2014年11月8日土曜日

台風ヨランダから1年

死者6000名を超える被害をもたらした、昨年の台風30号ヨランダがフィリピンに襲来してから、今日でちょうど1年となります。おそらく日本ではテレビなどでの報道はもうないと思いますが、ネットで検索してみると、まだいくつかの支援活動が継続中。

改めてヨランダの進路を見直したところ、私たちの住むネグロス島のほんとうに至近距離を通過したんですね。もちろん、ここシライ市内でも前日から激しい風雨で、まる三日間停電しました。浸水した家屋も多かった。幸いにも借り住まい中の自宅は、ほとんど何の被害もなく、電気が復旧した後でレイテ島の惨状を映像で見て驚いたほど。

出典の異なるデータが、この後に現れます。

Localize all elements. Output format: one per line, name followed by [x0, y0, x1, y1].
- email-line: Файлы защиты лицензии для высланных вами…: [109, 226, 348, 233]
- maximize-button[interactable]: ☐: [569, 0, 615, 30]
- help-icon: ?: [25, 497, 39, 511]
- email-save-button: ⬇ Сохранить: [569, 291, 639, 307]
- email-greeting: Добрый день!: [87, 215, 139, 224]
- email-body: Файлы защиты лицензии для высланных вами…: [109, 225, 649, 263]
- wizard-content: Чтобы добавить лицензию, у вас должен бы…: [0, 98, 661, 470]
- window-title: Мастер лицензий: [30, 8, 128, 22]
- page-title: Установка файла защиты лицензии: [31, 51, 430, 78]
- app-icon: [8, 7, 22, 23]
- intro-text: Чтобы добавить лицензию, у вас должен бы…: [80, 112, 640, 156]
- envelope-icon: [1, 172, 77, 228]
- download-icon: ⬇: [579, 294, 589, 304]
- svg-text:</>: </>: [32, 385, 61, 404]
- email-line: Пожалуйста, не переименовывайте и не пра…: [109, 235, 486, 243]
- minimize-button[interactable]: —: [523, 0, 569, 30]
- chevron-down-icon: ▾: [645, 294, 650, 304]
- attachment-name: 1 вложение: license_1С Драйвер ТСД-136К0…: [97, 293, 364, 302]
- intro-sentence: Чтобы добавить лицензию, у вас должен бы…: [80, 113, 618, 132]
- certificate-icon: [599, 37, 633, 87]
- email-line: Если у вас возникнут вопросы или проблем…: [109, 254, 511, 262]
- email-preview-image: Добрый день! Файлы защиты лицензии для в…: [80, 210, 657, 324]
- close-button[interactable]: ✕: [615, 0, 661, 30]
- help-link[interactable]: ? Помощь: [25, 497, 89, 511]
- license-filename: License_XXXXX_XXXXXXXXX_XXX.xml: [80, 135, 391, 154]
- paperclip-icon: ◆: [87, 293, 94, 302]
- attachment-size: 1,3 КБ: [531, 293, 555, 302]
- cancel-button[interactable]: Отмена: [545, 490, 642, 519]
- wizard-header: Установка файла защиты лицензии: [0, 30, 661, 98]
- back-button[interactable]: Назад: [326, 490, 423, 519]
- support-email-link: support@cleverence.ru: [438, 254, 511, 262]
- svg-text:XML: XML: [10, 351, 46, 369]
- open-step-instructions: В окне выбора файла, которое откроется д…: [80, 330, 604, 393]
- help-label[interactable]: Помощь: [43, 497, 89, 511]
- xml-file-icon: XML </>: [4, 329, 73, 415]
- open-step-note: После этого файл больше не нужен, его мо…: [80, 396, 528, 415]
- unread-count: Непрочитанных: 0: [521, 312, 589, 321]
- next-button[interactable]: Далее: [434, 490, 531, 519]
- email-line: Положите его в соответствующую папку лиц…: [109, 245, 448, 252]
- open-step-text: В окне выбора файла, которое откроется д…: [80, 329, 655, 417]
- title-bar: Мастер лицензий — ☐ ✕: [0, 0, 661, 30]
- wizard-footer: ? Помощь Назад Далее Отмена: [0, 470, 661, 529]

後から聞いた話では、高潮での壊滅的な被害は、事前にある程度予測されていたそうなんですが、フィリピンの言葉で適当な訳語がなく、英語の Storm Surge を使ったため、ほとんどの住民が理解せず避難の遅れにつながったとのこと。Tsunami と言ってくれてたら、避難してたのに、という声も聞きます。
それにしても、毎年台風被害が発生しているこの国で、高潮を意味する言葉がなかったというのも驚きですね。

私は昭和37年(1962)の尼崎生まれなので、小学校の授業で、まだ記憶も生々しかった「ジェーン台風」(1950)のことを習いました。この台風は、尼崎を含む大阪湾沿岸に大きな高潮被害をもたらし、それが沿岸部での防潮堤の建設につながったとのこと。バスを連ねた社会見学で、見に行った記憶があります。

フィリピンも日本と同様に台風被害が多い国なのに、特に台風の進路に対して海側に開けた東ビサヤ諸島では、今までも高潮の経験がなかったんでしょうか?

台風にしても地震にしてもそうですが、日本だと被害が大きかった場合、その後社会問題になって、建築の安全基準や、避難計画の見直しで大騒ぎになるのが常。ところが、フィリピン、少なくとも私たちの住むシライ市で、台風の後、次の浸水に備えて宅地のかさ上げしようとか、暴風に強い建物にしようなどという声は、聞いたことがありません。

予算がない、お金がないと言ってしまえばそれまで。所詮、自然の猛威に対して人間は無力だと言うことなんでしょうけど、もう少し本気で取り組めば、ずいぶん被害を小さくできるはずなのになぁと思ってしまいます。

州都に巨大なショッピングモールを作る経済力があるのだから、その何十分の一でも災害対策にお金を使えれば...。